Évasion

Éric Tabarly et la légende des voiliers Pen Duick

Conçu en 1898 par un architecte écossais et construit en Irlande, le premier Pen Duick appartenait au père d'Éric Tabarly, qui le lui a racheté à l'état d'épave en 1952. C'est à son bord que le célèbre skipper a disparu en mer au large du Pays de Galles en juin 1998.

Disparu en mer en 1998 à bord de son voilier fétiche, le tout premier Pen Duick, Éric Tabarly est resté dans l’histoire de la voile comme l’un des plus grands skippers français de tous les temps. Il a formé toute une génération de navigateurs et a contribué au développement des activités nautiques en France en accumulant les victoires. S’il a connu d’autres bateaux à la fin de sa carrière, Éric Tabarly reste indissociable de ses Pen Duick, qui lui ont permis de forger un beau palmarès, mais également de révolutionner la course à la voile. Nous revenons sur l’histoire de ces six bateaux d’exception, à des années lumières des voiliers ultra-modernes d’aujourd’hui.
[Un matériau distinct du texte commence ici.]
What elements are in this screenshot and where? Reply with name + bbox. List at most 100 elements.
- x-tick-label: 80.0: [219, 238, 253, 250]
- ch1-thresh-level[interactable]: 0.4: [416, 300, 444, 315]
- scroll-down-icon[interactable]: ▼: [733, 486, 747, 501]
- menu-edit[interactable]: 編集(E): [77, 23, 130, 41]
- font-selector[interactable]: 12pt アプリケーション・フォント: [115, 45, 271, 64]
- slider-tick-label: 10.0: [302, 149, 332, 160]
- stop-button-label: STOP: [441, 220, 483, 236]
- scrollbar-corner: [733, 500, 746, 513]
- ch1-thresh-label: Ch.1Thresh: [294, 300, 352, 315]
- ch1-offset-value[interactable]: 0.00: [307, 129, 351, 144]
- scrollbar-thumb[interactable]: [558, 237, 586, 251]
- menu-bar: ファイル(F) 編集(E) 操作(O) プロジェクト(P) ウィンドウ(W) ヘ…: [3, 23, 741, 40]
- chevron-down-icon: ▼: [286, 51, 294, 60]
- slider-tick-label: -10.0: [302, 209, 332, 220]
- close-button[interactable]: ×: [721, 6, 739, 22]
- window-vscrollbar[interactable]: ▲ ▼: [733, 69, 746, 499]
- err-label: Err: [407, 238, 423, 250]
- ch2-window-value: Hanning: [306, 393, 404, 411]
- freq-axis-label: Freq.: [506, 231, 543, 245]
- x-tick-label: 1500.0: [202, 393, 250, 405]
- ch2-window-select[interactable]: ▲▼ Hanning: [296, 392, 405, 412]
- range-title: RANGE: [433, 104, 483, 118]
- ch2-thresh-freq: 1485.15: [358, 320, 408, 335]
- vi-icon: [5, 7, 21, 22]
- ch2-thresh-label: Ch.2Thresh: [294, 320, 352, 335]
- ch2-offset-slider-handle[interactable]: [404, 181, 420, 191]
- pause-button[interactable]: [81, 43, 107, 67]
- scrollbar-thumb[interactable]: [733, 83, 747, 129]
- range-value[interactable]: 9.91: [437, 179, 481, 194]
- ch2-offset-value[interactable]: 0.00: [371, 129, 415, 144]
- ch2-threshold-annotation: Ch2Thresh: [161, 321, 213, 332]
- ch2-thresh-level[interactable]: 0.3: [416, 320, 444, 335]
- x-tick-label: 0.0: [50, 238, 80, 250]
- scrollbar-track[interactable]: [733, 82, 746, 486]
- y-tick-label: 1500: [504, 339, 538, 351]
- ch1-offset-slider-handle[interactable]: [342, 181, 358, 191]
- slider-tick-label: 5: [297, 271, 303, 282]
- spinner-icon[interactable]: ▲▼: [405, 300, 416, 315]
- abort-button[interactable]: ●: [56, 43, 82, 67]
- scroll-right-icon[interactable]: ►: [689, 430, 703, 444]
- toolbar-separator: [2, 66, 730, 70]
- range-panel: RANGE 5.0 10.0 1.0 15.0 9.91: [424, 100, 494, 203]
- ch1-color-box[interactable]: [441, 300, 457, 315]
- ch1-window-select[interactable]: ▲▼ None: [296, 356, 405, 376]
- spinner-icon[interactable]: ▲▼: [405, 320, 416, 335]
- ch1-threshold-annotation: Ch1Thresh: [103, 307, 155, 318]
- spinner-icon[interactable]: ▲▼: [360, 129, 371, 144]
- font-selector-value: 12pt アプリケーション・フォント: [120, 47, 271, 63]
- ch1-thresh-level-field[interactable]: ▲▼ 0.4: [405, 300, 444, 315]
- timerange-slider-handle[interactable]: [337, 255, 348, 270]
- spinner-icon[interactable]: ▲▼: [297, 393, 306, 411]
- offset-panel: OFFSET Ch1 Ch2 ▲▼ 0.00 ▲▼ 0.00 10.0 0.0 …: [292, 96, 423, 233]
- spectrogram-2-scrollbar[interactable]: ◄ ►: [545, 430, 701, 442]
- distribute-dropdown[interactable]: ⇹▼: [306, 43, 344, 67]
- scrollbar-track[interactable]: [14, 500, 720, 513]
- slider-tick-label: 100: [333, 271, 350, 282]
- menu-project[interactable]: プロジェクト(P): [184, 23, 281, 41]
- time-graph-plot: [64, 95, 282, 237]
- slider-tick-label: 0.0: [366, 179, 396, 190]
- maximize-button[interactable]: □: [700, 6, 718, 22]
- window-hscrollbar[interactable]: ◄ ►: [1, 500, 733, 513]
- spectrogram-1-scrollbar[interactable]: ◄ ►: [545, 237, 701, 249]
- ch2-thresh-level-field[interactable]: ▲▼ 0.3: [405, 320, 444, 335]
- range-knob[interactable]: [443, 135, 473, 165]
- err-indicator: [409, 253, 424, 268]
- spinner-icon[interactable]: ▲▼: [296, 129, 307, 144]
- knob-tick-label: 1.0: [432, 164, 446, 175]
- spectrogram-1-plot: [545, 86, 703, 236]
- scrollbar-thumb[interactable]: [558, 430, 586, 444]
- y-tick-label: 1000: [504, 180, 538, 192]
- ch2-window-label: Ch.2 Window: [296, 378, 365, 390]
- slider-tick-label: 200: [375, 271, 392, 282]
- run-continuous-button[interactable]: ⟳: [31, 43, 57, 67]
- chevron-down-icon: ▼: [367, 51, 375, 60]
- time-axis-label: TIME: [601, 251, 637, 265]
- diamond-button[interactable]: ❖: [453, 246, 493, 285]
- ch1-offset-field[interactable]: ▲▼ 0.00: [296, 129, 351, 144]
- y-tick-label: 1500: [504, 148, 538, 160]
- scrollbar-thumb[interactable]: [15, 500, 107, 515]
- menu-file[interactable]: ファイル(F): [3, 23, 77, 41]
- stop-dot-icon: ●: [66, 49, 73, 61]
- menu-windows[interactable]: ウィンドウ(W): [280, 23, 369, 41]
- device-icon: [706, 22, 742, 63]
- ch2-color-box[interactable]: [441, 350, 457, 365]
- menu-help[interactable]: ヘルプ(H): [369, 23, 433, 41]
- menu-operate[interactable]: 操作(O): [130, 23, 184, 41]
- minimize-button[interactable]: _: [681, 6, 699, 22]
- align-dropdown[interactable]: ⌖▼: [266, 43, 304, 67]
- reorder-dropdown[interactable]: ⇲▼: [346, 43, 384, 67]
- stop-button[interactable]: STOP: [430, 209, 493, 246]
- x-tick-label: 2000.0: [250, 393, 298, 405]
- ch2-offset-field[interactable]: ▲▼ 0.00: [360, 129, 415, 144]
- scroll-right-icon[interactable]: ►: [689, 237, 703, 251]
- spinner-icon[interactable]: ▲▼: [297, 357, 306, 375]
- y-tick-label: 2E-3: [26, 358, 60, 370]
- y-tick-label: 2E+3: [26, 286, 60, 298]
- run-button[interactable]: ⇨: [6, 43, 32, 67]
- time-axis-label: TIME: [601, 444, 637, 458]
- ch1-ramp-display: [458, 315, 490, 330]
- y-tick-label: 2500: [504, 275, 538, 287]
Six voiliers, six histoires d’amour

Le tout premier Pen Duick appartenait à Guy Tabarly, le père du skipper, qui l’a acheté en 1938 à une famille nantaise. C’est lui qui décide de rebaptiser ce voilier, appelé Yum, pour lui donner le nom de Pen Duick, qui signifie mésange noire en breton. À l’âge de 21 ans, Éric Tabarly rachète le bateau à son père. Il ne le quittera plus tout au long de sa carrière de navigateur, et trouvera même la mort à son bord en 1998. C’est avec lui qu’il participe à ses premières courses anglaises du RORC au début des années 1960, et qu’il se ressource ensuite entre chaque course.

En 1964, il décide de se faire construire un navire spécialement conçu pour la course : Pen Duick II. Fabriqué notamment pour disputer la deuxième édition de la Transat en solitaire anglaise de 1964, il permet à Éric Tabarly de coiffer les Anglais au poteau devant Francis Chichester, et d’entrer dans la légende. Après sa victoire, il est nommé chevalier de la Légion d’honneur par le général de Gaulle. Mais c’est avec Pen Duick III, une goélette en aluminium lancée en 1967, que Tabarly remporte le plus de courses. Plus grand que son prédécesseur, il est bâti à l’origine pour la Transat en solitaire de 1968 (qu’il ne disputera pas) aussi bien que pour les courses en équipage. En 1967, il triomphe sur les sept courses dans lesquelles il était engagé, écrasant la concurrence de l’époque.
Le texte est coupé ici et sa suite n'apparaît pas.